E’ stata forse la presidenza Trump che ha gettato scompiglio nelle attese degli economisti, con un forte rilancio tanto delle aspettative quanto dei profitti netti aziendali, dopo l’importante sconto fiscale operato meno di un anno fa ma annunciato quasi due anni fa (con la sua elezione) e la promessa di dare supporto a forti investimenti infrastrutturali. Dopo l’arrivo di Trump indubbiamente l’economia americana ha conosciuto un bel balzo in avanti, registrando livelli occupazionali record che non si vedono nemmeno in Cina (dove le paghe sono dieci volte più basse) e incrementi tanto nei redditi quanto nei consumi pro-capite. Le aspettative di recessione si sono dunque fortemente ridimensionate e anche i mercati finanziari ne hanno risentito positivamente. Ma l’economia americana è oggettivamente “drogata” dagli stimoli fiscali, arrivati per di più dopo anni di stimoli monetari. Quanto a lungo potrebbe continuare a correre se non ne arriveranno ancora di nuovi?
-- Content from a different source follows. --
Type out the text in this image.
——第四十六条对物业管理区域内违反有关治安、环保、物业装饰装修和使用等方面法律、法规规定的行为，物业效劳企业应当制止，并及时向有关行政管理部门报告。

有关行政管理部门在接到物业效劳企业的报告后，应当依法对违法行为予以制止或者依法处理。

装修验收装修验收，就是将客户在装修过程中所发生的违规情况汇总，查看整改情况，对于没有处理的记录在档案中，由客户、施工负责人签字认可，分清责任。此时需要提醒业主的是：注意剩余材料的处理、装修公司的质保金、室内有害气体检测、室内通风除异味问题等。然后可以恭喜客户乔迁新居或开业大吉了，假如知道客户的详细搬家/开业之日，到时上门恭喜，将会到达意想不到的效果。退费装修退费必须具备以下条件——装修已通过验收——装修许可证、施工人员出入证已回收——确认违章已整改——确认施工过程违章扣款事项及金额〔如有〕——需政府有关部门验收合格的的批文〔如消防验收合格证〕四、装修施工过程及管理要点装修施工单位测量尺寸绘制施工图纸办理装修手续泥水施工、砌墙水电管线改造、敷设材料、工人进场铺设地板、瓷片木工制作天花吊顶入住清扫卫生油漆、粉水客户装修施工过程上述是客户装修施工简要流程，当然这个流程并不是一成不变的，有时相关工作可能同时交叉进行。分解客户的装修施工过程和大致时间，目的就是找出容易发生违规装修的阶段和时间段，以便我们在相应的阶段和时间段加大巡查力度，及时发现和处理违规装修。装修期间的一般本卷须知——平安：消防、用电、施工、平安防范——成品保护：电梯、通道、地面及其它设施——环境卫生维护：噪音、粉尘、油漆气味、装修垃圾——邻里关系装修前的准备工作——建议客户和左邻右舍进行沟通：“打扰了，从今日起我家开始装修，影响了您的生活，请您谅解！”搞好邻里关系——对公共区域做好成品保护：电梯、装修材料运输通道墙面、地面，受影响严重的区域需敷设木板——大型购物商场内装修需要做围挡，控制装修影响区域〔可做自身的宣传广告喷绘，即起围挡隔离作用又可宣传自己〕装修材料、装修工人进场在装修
Di seguito un grafico che mostra le attese degli effetti delle manovre in corso sull’economia:


LA FUGA IN SORDINA DEGLI INVESTITORI PROFESSIONALI

Volendo poi proseguire con i campanelli d’allarme, anche il comportamento dei grandi hedge-funds speculativi, per quanto solo parzialmente indicativi di una vera e propria tendenza, sono cambiati negli ultimi mesi: il grafico che segue infatti indica una forte attesa di incremento per il prossimo Novembre dell’indice della volatilità, in coincidenza con le “elezioni di medio termine” americane, le medesime che potrebbero segnare la riconquista del Congresso americano da parte dei democratici e, in quel caso, anche la fine della carriera politica del presidente Trump:

Ebbene i due grafici che seguono mostrano il fatto che i grandi investitori hanno iniziato a scommettere su un ribasso del listino già da alcuni mesi, incrementando nel contempo l’investimento sui titoli a reddito fisso (cosa che spiegherebbe il differenziale negativo sulle scadenze più lunghe visto poco sopra):

I RIBASSISTI SI CONCENTRANO SULLE STAR DEL LISTINO

Anche per quanto riguarda la selezione dei titoli su cui investire, l’incremento delle scommesse al ribasso sui FAANGs (e dintorni, come Microsoft, Alibaba e Tesla) mostra chiaramente che gli investitori professionali (i più attivi sul fronte delle scommesse al ribasso) sono pericolosamente pessimisti sugli unici colossi che hanno puntellato la tenuta del listino di Wall Street:

Potrebbe allora confermarsi l’oscura metafora con famosi “mille e non più mille” anni indicati da Gesù Cristo, con i dieci anni e non più altri dieci dei mercati finanziari? Non è detto, così come hanno avuto poca soddisfazione i fautori della fine del mondo, in qualsiasi epoca abbiano profetizzato.

Certo però il numero di argomenti a favore di un deciso ridimensionamento delle valutazioni azionarie continua a crescere e chi ritiene, come mostrato nel grafico qui sotto riportato, che il mondo ha digerito un salto in alto permanente nella valutazione delle aziende, dovrebbe ricordarsi delle più basilari leggi della fisica, a partire da quella più cara a Isaac Newton: la legge di gravità!